NON DISCLOSURE AGREEMENT

The respective contract partners intend to cooperate in the field of search engine optimization / link building / online marketing /. In the run-up to establishing business relationships, it is often necessary for the contracting parties to disclose mutually sensitive information. In order to protect the respective contractual partner, they are subject to absolute secrecy and confidentiality (duty of confidentiality). This agreement also applies if the intended business relationship does not materialize. There is general agreement that the other contract partner has developed its intellectual property with considerable business effort. It is therefore of mutual interest to protect each other’s intellectual property and to deny third parties access to it. The contractual partner entrusting the other with discreet information reserves the right to register its own property rights in the subject matter of this confidential information.

§1 definition
“Contracting Parties” means the parties to this Confidentiality Agreement. “Confidential Information” is any information exchanged between the contracting parties in written, oral, electronic or any other form that is marked or identified as secret or confidential.
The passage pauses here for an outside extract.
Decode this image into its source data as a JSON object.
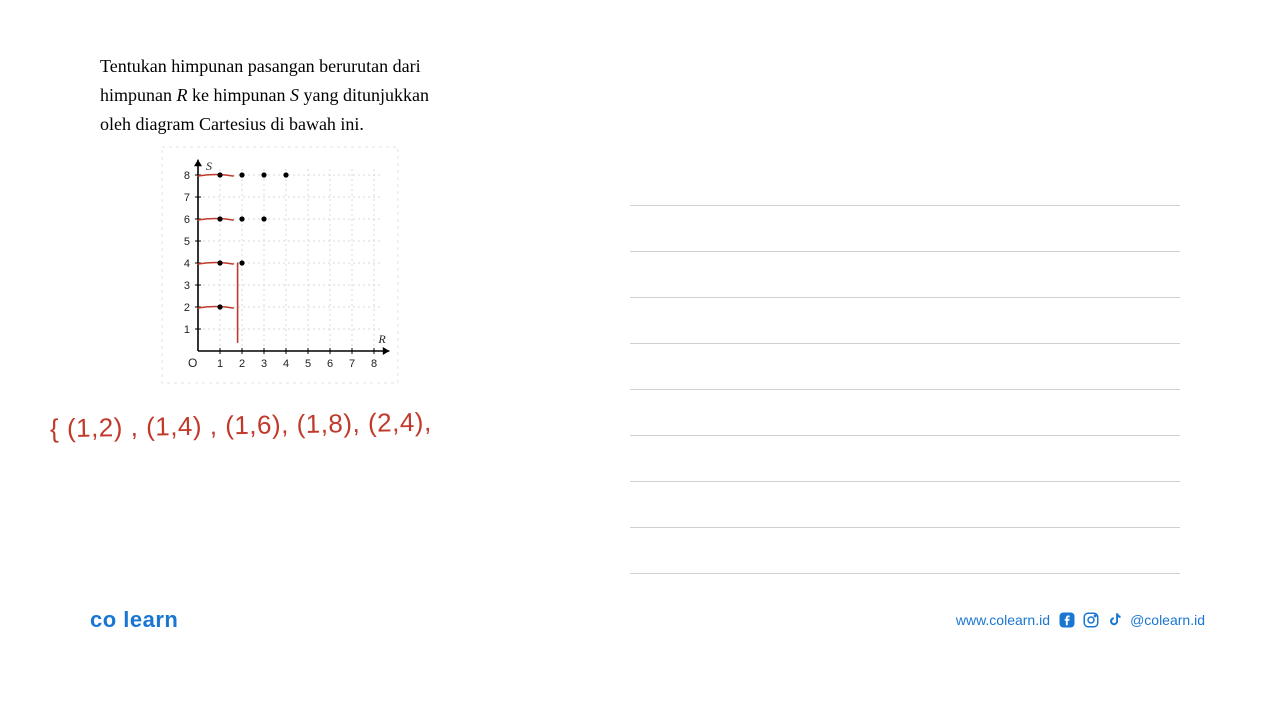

This includes in particular data, drawings, photographs, other illustrations, designs, sketches, plans, descriptions, specifications, measurement results, calculations, experiences, ideas, procedures, samples, knowledge and processes, as well as other unpublished applications for industrial property rights, work results, sales figures, Business and financial plans, customer data and prices.

§2 duty of confidentiality
The contracting parties are obliged to provide you with the purpose stated in the preamble
information provided in writing, orally or otherwise, either directly or indirectly, or has become known in any other way, in particular of a technical or official nature, which has been marked as confidential or where the need for confidentiality arises from the circumstances ,
a) be treated confidentially;
b) To be used only for the above purpose, in particular not to be published, for
Register a property right or use it yourself;
c) not to pass it on to third parties or otherwise make it accessible;
d) To protect with all necessary precautions to prevent access by third parties
is avoided;
e) To only make available to employees who work in connection with the purpose stated in the preamble and who are also obliged to maintain confidentiality. This applies to you in the event that an employee leaves the service during the term and validity of this agreement.
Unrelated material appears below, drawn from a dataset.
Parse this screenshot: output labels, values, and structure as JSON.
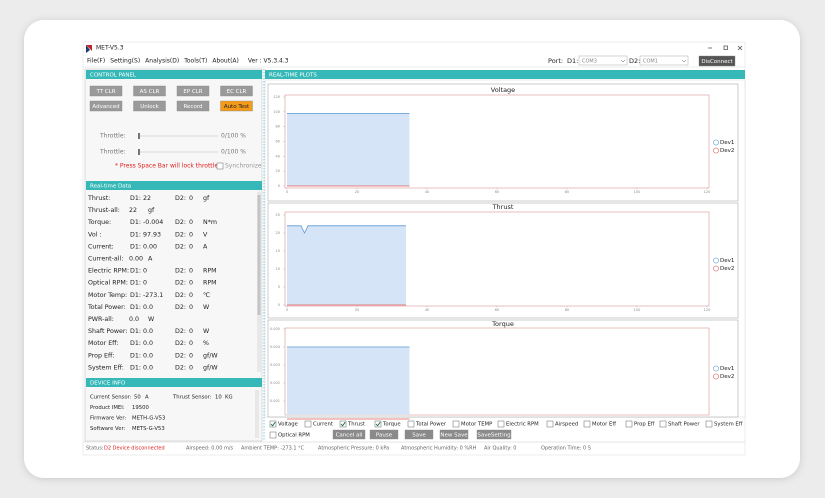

§3 Exceptions to the Duty of Confidentiality
The obligations of confidentiality on which this contract is based do not exist for information that can be shown to be known to the other contracting party prior to notice, was known to the public prior to notice, or was generally available, or which the contracting party has demonstrably developed independently of knowledge of the confidential information or has had it developed. The burden of proof for the exceptions referred to in this paragraph lies with the contractual partner, who invokes them.

§4 Use Restriction
Both parties agree to use the disclosed sensitive information only for their business relationships. This contract does not confer any rights on the contractor. In particular, property rights, license rights, replication rights, usage rights or other industrial property rights or options remain with the contractual partner, who owns them at the conclusion of this contract.

§5 period of validity
This contract enters into force upon signature by both parties and ends 2 years thereafter
Date of last signature

§6 handling / return of confidential information
Upon termination of this agreement, the contractual partners shall return all information received upon request and destroy the copies made. There is no right of retention.

§7 Deputy Agents
The contractual partners become their employees and all other persons,
have knowledge of the confidential information exchanged, enforce the obligations of this contract and ensure that these obligations are fulfilled

§8 liability
The contractual partners are not liable for the information provided.
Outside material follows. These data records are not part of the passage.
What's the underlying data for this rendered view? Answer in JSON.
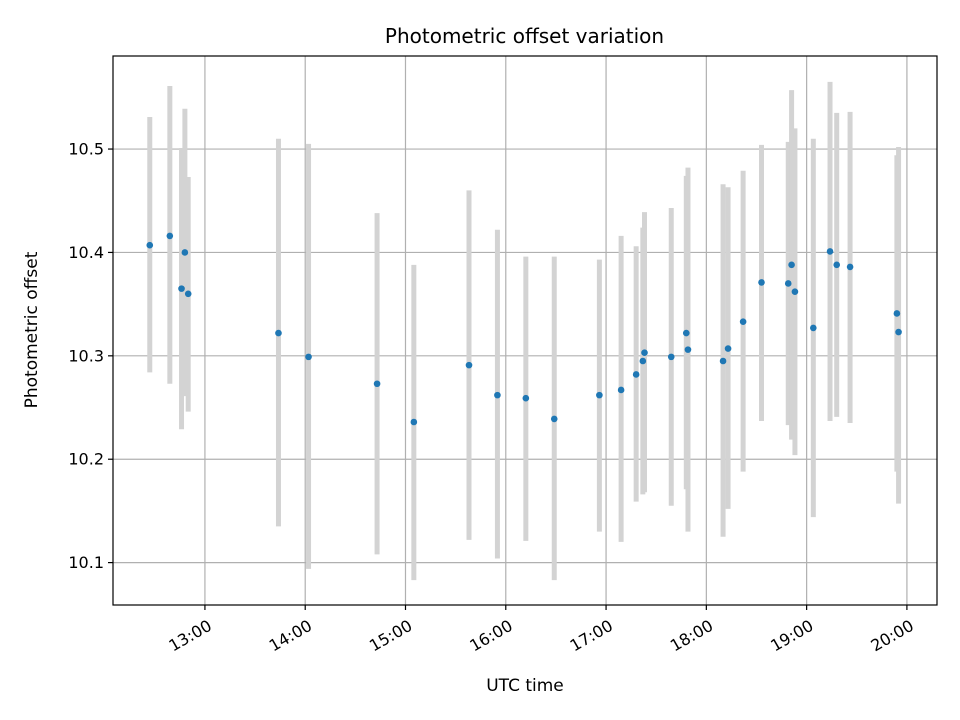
{
  "chart_data": {
    "type": "scatter",
    "title": "Photometric offset variation",
    "xlabel": "UTC time",
    "ylabel": "Photometric offset",
    "x_is_time": true,
    "xlim": [
      "12:05",
      "20:18"
    ],
    "ylim": [
      10.059,
      10.59
    ],
    "x_ticks": [
      "13:00",
      "14:00",
      "15:00",
      "16:00",
      "17:00",
      "18:00",
      "19:00",
      "20:00"
    ],
    "y_ticks": [
      10.1,
      10.2,
      10.3,
      10.4,
      10.5
    ],
    "y_tick_labels": [
      "10.1",
      "10.2",
      "10.3",
      "10.4",
      "10.5"
    ],
    "grid": true,
    "colors": {
      "point": "#1f77b4",
      "errorbar": "#d3d3d3",
      "grid": "#b0b0b0"
    },
    "series": [
      {
        "points": [
          {
            "x": "12:27",
            "y": 10.407,
            "lo": 10.284,
            "hi": 10.531
          },
          {
            "x": "12:39",
            "y": 10.416,
            "lo": 10.273,
            "hi": 10.561
          },
          {
            "x": "12:46",
            "y": 10.365,
            "lo": 10.229,
            "hi": 10.501
          },
          {
            "x": "12:48",
            "y": 10.4,
            "lo": 10.261,
            "hi": 10.539
          },
          {
            "x": "12:50",
            "y": 10.36,
            "lo": 10.246,
            "hi": 10.473
          },
          {
            "x": "13:44",
            "y": 10.322,
            "lo": 10.135,
            "hi": 10.51
          },
          {
            "x": "14:02",
            "y": 10.299,
            "lo": 10.094,
            "hi": 10.505
          },
          {
            "x": "14:43",
            "y": 10.273,
            "lo": 10.108,
            "hi": 10.438
          },
          {
            "x": "15:05",
            "y": 10.236,
            "lo": 10.083,
            "hi": 10.388
          },
          {
            "x": "15:38",
            "y": 10.291,
            "lo": 10.122,
            "hi": 10.46
          },
          {
            "x": "15:55",
            "y": 10.262,
            "lo": 10.104,
            "hi": 10.422
          },
          {
            "x": "16:12",
            "y": 10.259,
            "lo": 10.121,
            "hi": 10.396
          },
          {
            "x": "16:29",
            "y": 10.239,
            "lo": 10.083,
            "hi": 10.396
          },
          {
            "x": "16:56",
            "y": 10.262,
            "lo": 10.13,
            "hi": 10.393
          },
          {
            "x": "17:09",
            "y": 10.267,
            "lo": 10.12,
            "hi": 10.416
          },
          {
            "x": "17:18",
            "y": 10.282,
            "lo": 10.159,
            "hi": 10.406
          },
          {
            "x": "17:22",
            "y": 10.295,
            "lo": 10.166,
            "hi": 10.424
          },
          {
            "x": "17:23",
            "y": 10.303,
            "lo": 10.168,
            "hi": 10.439
          },
          {
            "x": "17:39",
            "y": 10.299,
            "lo": 10.155,
            "hi": 10.443
          },
          {
            "x": "17:48",
            "y": 10.322,
            "lo": 10.171,
            "hi": 10.474
          },
          {
            "x": "17:49",
            "y": 10.306,
            "lo": 10.13,
            "hi": 10.482
          },
          {
            "x": "18:10",
            "y": 10.295,
            "lo": 10.125,
            "hi": 10.466
          },
          {
            "x": "18:13",
            "y": 10.307,
            "lo": 10.152,
            "hi": 10.463
          },
          {
            "x": "18:22",
            "y": 10.333,
            "lo": 10.188,
            "hi": 10.479
          },
          {
            "x": "18:33",
            "y": 10.371,
            "lo": 10.237,
            "hi": 10.504
          },
          {
            "x": "18:49",
            "y": 10.37,
            "lo": 10.233,
            "hi": 10.507
          },
          {
            "x": "18:51",
            "y": 10.388,
            "lo": 10.219,
            "hi": 10.557
          },
          {
            "x": "18:53",
            "y": 10.362,
            "lo": 10.204,
            "hi": 10.52
          },
          {
            "x": "19:04",
            "y": 10.327,
            "lo": 10.144,
            "hi": 10.51
          },
          {
            "x": "19:14",
            "y": 10.401,
            "lo": 10.237,
            "hi": 10.565
          },
          {
            "x": "19:18",
            "y": 10.388,
            "lo": 10.241,
            "hi": 10.535
          },
          {
            "x": "19:26",
            "y": 10.386,
            "lo": 10.235,
            "hi": 10.536
          },
          {
            "x": "19:54",
            "y": 10.341,
            "lo": 10.188,
            "hi": 10.494
          },
          {
            "x": "19:55",
            "y": 10.323,
            "lo": 10.157,
            "hi": 10.502
          }
        ]
      }
    ]
  }
}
§9 due diligence and compensation
The contracting parties undertake to use the information received with their own data
Applies to due care, but in any case with the care customary in handling relevant matters to protect them from unauthorized disclosure or use. Liability for breaches of confidentiality and for consequential damages is limited to the amount of foreseeable damages. The aforementioned limitation of liability does not apply to damages resulting from willful or malicious conduct.

§10 formal requirements
No side agreements have been made. Changes and additions to this contract must be made in writing. This formal requirement can only be deviated from in writing.

§11 Applicable Law
All disputes arising out of or related to this arrangement
result, are subject to the law of the Federal Republic of Germany. Power for everyone
Disputes arising from this agreement are Willemstad, Curaçao.

§12 Severability Clause
Should any provision of this Agreement be or become invalid or should this Agreement contain a loophole, this shall not affect the validity of the remaining provisions. Instead of the ineffective provision, an effective provision is deemed to have been agreed that comes closest to the economically desirable one agreed upon by the contracting parties; the same applies in the case of a loophole.